Seehofers Aussagen riefen auch in den sozialen Medien Kritik und Unverständnis hervor.

CDU-Generalsekretärin Annegret Kramp-Karrenbauer sagte am Freitag der Deutschen-Presse-Agentur: "Die Stärkung des Zusammenhalts in unserer Gesellschaft ist unser gemeinsames, im Koalitionsvertrag festgelegtes Ziel. Religionsfreiheit auf dem Boden des Grundgesetzes gehört unstreitig zu Deutschland, genau wie auch die Muslime in Deutschland mit ihrem Glauben, dem Islam, zu unserem Land gehören."

Zudem erntet Seehofer aus den Bundesländern Kritik. "Ich finde Herrn Seehofers Äußerung an seinem zweiten Arbeitstag alles andere als hilfreich", sagte Baden-Württembergs Sozial- und Integrationsminister Manne Lucha (Grüne) am Freitag in Nürnberg. Angesprochen auf Seehofers Islam-Satz brachte Lucha zum Abschluss der zweitägigen Integrationsministerkonferenz den lateinischen Spruch: "Si tacuisses, philosophus mansisses". Auf Deutsch: Wenn du geschwiegen hättest, wärst du ein Philosoph geblieben. "Es leben vier Millionen Menschen islamischen Glaubens hier. Sie alle gehören zu dieser Gesellschaft", sagte Lucha bei der Abschlusspressekonferenz der Tagung als Vertreter der Unions-geführten Länder. Die für Integration zuständige Hamburger Sozialsenatorin Melanie Leonhard (SPD) erklärte für die SPD-geführten Länder in Richtung Seehofer: "Man ist gut beraten, als Minister für alle Deutschen da zu sein, egal welcher Religion sie angehören." Das Grundgesetz garantiere Religionsfreiheit.

Bayerns Integrationsbeauftrage Kerstin Schreyer verteidigte den Innenminister. Die CSU-Landtagsabgeordnete sagte der SZ: "Horst Seehofer hat Recht, wenn er sagt, dass der Islam nicht zu Deutschland gehört". Deutschland habe "seine Wurzeln im christlich-jüdischen Kulturerbe, es hat aber keine im muslimischen Glauben". Deshalb müsse man "unterscheiden, zwischen den Menschen mit muslimischen Glaubens, die hier leben und dem Islam". "Die gut integrierten Muslime gehören zu Deutschland, aber der Islam an sich noch nicht." Menschen "unterschiedliche Glaubens werden respektiert und toleriert. Im Rahmen der Werte, die wir hier leben passen auch viele Muslime nach Deutschland", sagte sie weiter.

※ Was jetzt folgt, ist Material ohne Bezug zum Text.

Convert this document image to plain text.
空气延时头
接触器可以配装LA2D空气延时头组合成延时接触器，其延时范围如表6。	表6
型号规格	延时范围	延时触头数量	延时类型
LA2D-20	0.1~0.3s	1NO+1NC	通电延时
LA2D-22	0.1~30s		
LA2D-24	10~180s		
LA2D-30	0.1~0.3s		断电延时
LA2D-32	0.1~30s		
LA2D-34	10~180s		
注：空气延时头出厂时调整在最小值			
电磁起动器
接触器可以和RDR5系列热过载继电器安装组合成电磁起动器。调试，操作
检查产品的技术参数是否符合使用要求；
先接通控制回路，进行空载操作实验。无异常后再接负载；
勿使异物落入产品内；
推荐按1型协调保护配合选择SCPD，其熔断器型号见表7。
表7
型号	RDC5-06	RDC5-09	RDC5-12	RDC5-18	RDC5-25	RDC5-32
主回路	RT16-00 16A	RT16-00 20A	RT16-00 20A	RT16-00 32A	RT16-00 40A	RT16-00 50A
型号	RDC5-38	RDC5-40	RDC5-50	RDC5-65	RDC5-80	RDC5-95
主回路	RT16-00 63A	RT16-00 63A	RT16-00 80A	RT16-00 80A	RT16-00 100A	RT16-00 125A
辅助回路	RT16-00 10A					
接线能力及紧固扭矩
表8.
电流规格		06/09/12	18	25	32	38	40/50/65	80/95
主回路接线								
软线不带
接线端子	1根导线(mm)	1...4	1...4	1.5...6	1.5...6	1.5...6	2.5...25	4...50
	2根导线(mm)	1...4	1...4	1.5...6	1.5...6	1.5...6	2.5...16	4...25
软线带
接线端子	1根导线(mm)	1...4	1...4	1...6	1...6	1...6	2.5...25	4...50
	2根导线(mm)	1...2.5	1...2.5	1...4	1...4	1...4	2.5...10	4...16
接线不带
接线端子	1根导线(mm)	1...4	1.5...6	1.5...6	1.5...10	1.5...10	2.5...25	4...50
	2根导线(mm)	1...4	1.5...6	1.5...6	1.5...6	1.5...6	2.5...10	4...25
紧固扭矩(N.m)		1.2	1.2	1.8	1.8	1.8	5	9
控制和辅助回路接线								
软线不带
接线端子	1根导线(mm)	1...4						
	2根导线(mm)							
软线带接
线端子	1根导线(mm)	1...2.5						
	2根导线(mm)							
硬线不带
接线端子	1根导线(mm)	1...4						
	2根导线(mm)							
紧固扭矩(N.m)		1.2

Auch Bundeslandwirtschaftsministerin Julia Klöckner (CDU) verteidigte ihren Kabinettskollegen Seehofer. "Ich bin der Meinung, wir sollten differenzieren. Es gibt nicht 'den Islam' und das hat Herr Seehofer so auch gesagt", sagte die stellvertretende CDU-Vorsitzende am Freitag in Mainz. Sie warnte vor Pauschalisierung: "Zu uns in Deutschland gehört keine Radikalisierung, gehören keine Fundamentalisten. Unsere Wurzel ist die christlich-jüdische Religion. Aber natürlich gehören auch Menschen muslimischen Glaubens zu uns."

Seehofer selbst wehrte sich gegen die Kritik am Rande der Wahl von Markus Söder zum bayerischen Ministerpräsidenten. Kritiker sollten lieber erst ganze Interview lesen anstatt nur einzelne Passagen herauszugreifen. Die CSU trete für Toleranz und Respekt gegenüber anderen Religionsgemeinschaften ein, auch wolle er weiter zur Islamkonferenz laden. Allerdings forderte er auch, dass sich der Islam klar von Gewalt distanziere.